Reduction of urate/uric acid formation in conditions where urate/uric acid deposition has occurred (e.g. gouty arthritis, skin tophi, nephrolithiasis) or is a risk (e.g. treatment of malignancy which could result in acute uric acid nephropathy, or enzyme disorders leading to excess urate e.g. Lesch-Nyhan syndrome).

Management of 2,8-dihydroxyadenine (2,8-DHA) renal stones related to deficient activity of adenine phosphoribosyltransferase.

Management of recurrent mixed calcium oxalate renal stones in the presence of hyperuricosuria, when fluid, dietary and other measures have failed.

Contraindications

Galactosaemia

Precautions and Warnings

Breastfeeding
Glucose-galactose malabsorption syndrome
Hepatic impairment
Lactose intolerance
Pregnancy
Renal impairment
Thyroid dysfunction

Do not initiate during an acute attack of gout
Reduce dose in patients with hepatic impairment
Reduce dose in patients with renal impairment
Administer anti-inflammatory in first month:Reduces risk of gouty arthritis
Confirm HLA-B 5801 status in Han Chinese, Thai and Korean patients
Contains lactose
Advise patient to avoid aluminium hydroxide 3 hours before or after dose
Ensure patient has adequate fluid intake
Never rechallenge treatment after a severe hypersensitivity reaction
Advise patient to seek medical advice if severe skin reaction occurs
Discontinue if hypersensitivity reactions occur
Discontinue treatment if skin rash or other allergic reaction occurs

In conditions where the rate of urate formation is greatly increased (e.g. malignancy), the absolute concentration of xanthine in the urine could rise sufficiently to allow deposition in the urinary tract. This risk may be minimised by adequate hydration to achieve optimal urine dilution.

Adequate therapy with allopurinol will lead to dissolution of large uric acid renal pelvic stones, with the remote possibility of impaction in the ureter.
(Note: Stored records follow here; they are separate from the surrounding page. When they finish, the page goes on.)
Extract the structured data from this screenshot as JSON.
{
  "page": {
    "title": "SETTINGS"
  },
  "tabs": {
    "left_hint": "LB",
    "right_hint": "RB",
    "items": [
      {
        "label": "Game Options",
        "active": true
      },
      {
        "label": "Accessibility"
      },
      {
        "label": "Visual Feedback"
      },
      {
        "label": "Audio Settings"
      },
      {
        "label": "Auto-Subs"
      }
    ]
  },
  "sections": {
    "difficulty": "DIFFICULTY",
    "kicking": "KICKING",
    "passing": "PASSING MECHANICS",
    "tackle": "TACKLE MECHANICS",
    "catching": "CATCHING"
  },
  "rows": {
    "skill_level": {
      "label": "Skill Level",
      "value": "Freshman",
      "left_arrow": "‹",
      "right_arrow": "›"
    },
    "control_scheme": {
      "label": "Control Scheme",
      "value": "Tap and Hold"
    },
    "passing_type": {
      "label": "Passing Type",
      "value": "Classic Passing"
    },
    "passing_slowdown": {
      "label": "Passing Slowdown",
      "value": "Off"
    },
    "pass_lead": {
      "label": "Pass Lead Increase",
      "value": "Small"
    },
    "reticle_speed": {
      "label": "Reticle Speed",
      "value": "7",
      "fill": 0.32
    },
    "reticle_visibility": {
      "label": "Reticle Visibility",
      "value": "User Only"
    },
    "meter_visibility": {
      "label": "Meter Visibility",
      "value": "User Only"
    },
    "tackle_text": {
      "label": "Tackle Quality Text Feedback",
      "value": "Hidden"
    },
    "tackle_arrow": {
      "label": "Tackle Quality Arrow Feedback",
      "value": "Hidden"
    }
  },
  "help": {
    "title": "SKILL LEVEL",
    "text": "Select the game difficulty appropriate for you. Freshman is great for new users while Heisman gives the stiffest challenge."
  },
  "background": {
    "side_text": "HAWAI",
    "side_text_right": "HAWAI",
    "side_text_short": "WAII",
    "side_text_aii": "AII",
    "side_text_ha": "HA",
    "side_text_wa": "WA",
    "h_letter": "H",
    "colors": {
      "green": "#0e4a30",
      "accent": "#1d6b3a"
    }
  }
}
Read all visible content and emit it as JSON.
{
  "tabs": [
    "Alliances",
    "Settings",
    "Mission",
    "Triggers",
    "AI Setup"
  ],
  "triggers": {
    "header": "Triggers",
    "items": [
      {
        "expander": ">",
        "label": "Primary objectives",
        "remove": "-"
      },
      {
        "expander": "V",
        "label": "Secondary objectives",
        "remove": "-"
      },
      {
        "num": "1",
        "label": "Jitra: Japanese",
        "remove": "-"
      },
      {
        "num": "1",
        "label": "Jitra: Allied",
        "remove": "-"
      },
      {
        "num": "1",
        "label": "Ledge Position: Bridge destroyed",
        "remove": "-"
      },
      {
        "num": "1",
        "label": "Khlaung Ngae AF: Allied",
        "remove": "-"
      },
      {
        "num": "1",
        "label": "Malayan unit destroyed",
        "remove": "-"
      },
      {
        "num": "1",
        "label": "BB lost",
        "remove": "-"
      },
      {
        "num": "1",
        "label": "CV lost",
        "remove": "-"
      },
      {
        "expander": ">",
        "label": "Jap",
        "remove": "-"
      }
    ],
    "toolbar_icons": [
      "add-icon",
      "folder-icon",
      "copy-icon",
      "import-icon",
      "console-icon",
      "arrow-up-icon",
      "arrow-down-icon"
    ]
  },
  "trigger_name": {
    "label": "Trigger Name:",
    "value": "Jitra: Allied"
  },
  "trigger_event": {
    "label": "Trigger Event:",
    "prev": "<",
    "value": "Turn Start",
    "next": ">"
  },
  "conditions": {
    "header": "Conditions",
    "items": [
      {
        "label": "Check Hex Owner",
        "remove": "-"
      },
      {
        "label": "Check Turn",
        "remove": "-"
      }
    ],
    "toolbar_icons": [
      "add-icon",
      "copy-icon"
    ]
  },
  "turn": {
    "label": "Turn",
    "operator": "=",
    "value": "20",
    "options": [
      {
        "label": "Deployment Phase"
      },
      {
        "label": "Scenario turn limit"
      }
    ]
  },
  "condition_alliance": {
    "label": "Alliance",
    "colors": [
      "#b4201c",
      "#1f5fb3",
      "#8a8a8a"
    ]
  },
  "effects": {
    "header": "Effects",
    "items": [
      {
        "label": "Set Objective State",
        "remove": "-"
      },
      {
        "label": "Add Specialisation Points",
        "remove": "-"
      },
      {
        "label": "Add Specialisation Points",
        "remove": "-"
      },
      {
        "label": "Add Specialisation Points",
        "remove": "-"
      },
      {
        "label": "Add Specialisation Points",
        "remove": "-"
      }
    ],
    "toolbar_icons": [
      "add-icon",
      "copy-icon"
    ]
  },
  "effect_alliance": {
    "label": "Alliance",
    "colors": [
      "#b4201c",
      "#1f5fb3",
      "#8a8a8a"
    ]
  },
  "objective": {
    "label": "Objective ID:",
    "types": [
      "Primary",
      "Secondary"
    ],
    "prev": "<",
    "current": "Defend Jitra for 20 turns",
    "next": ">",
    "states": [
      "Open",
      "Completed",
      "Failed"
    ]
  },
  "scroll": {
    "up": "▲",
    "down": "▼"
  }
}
Hypersensitivity syndrome, Stevens-Johnson Syndrome (SJS) and toxic epidermal necrolysis (TEN) have been reported during allopurinol treatment. Carriers of the HLA-B*5801 allele appear to be at an increased risk, particularly those of Han Chinese, Thai or Korean descent. Pre-treatment screening for the allele is recommended in patient subgroups where this genotype has a high prevalence. Patients identified as carriers of the allele should not initiate treatment unless there is no alternative therapeutic option and benefits outweigh potential risks. If used, monitor closely for signs of hypersensitivity and inform patients to stop treatment immediately at the first appearance of any symptoms. Where genotyping is unavailable, decision to initiate treatment should be made on a risk benefit basis. It should be noted, SJS/TEN can also occur in patients negative for HLA-B*5801, irrespective of their ethnic origin.

Pregnancy and Lactation

Pregnancy

Use allopurinol with caution during pregnancy.
Manufacturers advise that although allopurinol has been widely used during pregnancy without apparent harm, there is insufficient evidence of safety and it should only be used if there is no safer alternative and the condition itself poses a risk to the mother and baby.
Animal studies have shown conflicting results regarding foetal abnormalities.

Lactation

Use allopurinol with caution during breastfeeding.
Manufacturers state that allopurinol is not recommended during breastfeeding.
Allopurinol and its metabolite oxipurinol are excreted in human breast milk, however the effect on the infant is unknown.

Side Effects

Agranulocytosis
Alopecia
Altered bowel habit
Altered liver function tests
Anaphylaxis
Angina
Angioedema
Angioimmunoblastic lymphadenopathy
Aplastic anaemia
Arthralgia
Asthenia
Ataxia
Bradycardia
Cataracts
Coma
Depression
Diabetes mellitus
Discolouration of hair
Drug rash with eosinophilia and systemic symptoms (DRESS)
Eosinophilia
Erectile dysfunction
Exfoliative rash
Fever
Fixed drug eruption
Furunculosis
Granulomatous hepatitis
Gynaecomastia
Haematemesis
Haematuria
Headache
Hepatic impairment
Hepatic necrosis
Hepatitis
Hyperlipidaemia
Hypersensitivity reactions
Hypertension
Lymphadenopathy
Macular abnormalities
Maculopapular rash
Malaise
Male infertility
Nausea
Neuropathy
Oedema
Paraesthesia
Paralysis
Pruritic rash
Purpura
Rash
Renal impairment
Somnolence
Steatorrhoea
Stevens-Johnson syndrome
Stomatitis
Taste disturbances
Thrombocytopenia
Toxic epidermal necrolysis
Vasculitis
Vertigo
Visual disturbances
Vomiting

Presentation

Oral formulations of allopurinol.

Drugs List

Therapeutic Indications

Uses

Gout (prophylaxis)
Hyperuricaemia
Prophylaxis against recurrent renal calcium stones

Reduction of urate/uric acid formation in conditions where urate/uric acid deposition has occurred (e.g. gouty arthritis, skin tophi, nephrolithiasis) or is a risk (e.g. treatment of malignancy which could result in acute uric acid nephropathy, or enzyme disorders leading to excess urate e.g. Lesch-Nyhan syndrome).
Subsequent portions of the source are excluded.